On Sunday, there were few signs across southeastern Louisiana that a hurricane had  passed nearby, even in the state's most vulnerable jurisdictions.  

"There was minimal damage to property," said Guy McInnis, the St. Bernard Parish president. Officials there received some reports of flooding outside of the parish's levee system, but no reports of homes taking on water, he said.   

Gov. John Bel Edwards, who declared a state of emergency ahead of the storm, said Sunday that the state had been "largely spared" major damage. "Hurricane Nate had the potential to wreak havoc on Louisiana," the governor said. "A shift of a mere 50 miles to the west would have brought damaging winds and life-threatening storm surges."   

In Plaquemines Parish, a 70-year-old woman went into cardiac arrest at an evacuation shelter and was later pronounced dead at a hospital, said Amos Cormier III, the parish president. Cormier said he believed the stress of evacuating contributed to the woman's death. He said she lived on the east bank of the parish.

"Our thoughts and prayers go out to her family," he said. 

Cormier said Nate also caused some damage to the Empire Locks floodgate. "Naturally there's some debris as well," he added, "but for the most part, thanks be to God that we were spared."  

New Orleans found itself on the dry side of the fast-moving system. "Rainfall was not a big issue," said Danielle Manning, a forecaster with the National Weather Service in Slidell. 

Landrieu said there was still some standing water in Venetian Isles, outside of the levee system, early Sunday, but that water was expected to recede within hours. 

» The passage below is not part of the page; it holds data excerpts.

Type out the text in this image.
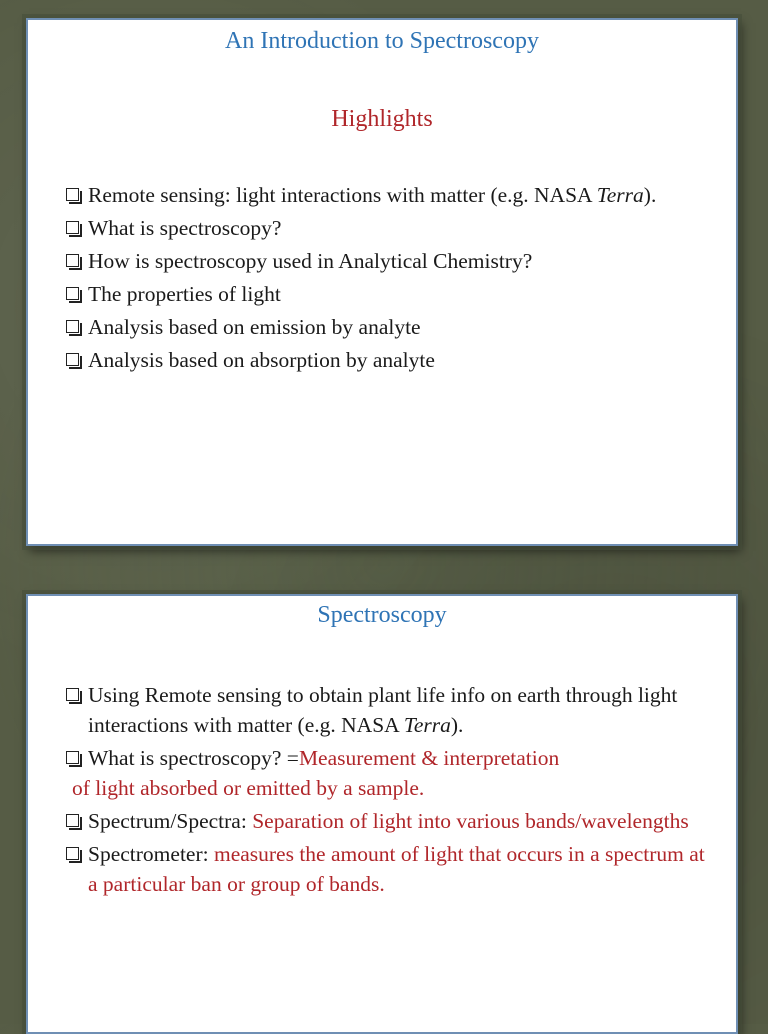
An Introduction to Spectroscopy
Highlights
Remote sensing: light interactions with matter (e.g. NASA Terra).
What is spectroscopy?
How is spectroscopy used in Analytical Chemistry?
The properties of light
Analysis based on emission by analyte
Analysis based on absorption by analyte
Spectroscopy
Using Remote sensing to obtain plant life info on earth through light interactions with matter (e.g. NASA Terra).
What is spectroscopy? =Measurement & interpretation
of light absorbed or emitted by a sample.
Spectrum/Spectra: Separation of light into various bands/wavelengths
Spectrometer: measures the amount of light that occurs in a spectrum at a particular ban or group of bands.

The mayor thanked first responders for their "tremendous work," adding that officials in neighboring parishes had been in close communication as the storm approached. "I think you saw a team of people on the federal, state and local level get in a position of preparedness that I think is very, very admirable," Landrieu said. 

Many revelers and some businesses disregarded the curfew, but Landrieu said the city did not issue any citations or make any arrests related to those violations.

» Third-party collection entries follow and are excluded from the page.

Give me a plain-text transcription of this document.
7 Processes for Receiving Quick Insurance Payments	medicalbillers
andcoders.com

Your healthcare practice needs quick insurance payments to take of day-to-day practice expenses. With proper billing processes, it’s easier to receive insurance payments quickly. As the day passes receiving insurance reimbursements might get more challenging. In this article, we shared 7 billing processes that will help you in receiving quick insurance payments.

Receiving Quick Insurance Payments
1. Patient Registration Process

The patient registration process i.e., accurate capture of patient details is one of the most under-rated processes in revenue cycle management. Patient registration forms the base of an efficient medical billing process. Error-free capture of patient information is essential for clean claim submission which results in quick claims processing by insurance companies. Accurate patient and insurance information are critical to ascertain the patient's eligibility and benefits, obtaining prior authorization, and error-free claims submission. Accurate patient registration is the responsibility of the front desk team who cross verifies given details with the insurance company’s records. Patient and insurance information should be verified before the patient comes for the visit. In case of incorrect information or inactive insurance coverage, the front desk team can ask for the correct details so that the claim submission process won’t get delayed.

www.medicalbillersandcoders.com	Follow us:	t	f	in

"We followed the protocols to a T," he said of the storm preparations. "One of the things that the public has a hard time understanding is the amount of time it takes actually to ramp up, and the kind of harm that can be caused if they're out when something untoward happens."

In St. Tammany Parish, officials asked residents to continuing monitoring road conditions, as there were scattered reports of water on the roadways. Officials there distributed more than 55,000 sandbags over a two-day period and opened two shelters. 

"Our residents worked with one another, and they worked with us to remain safe as we watched the unpredictable path of this late-season storm," Pat Brister, the parish president, said.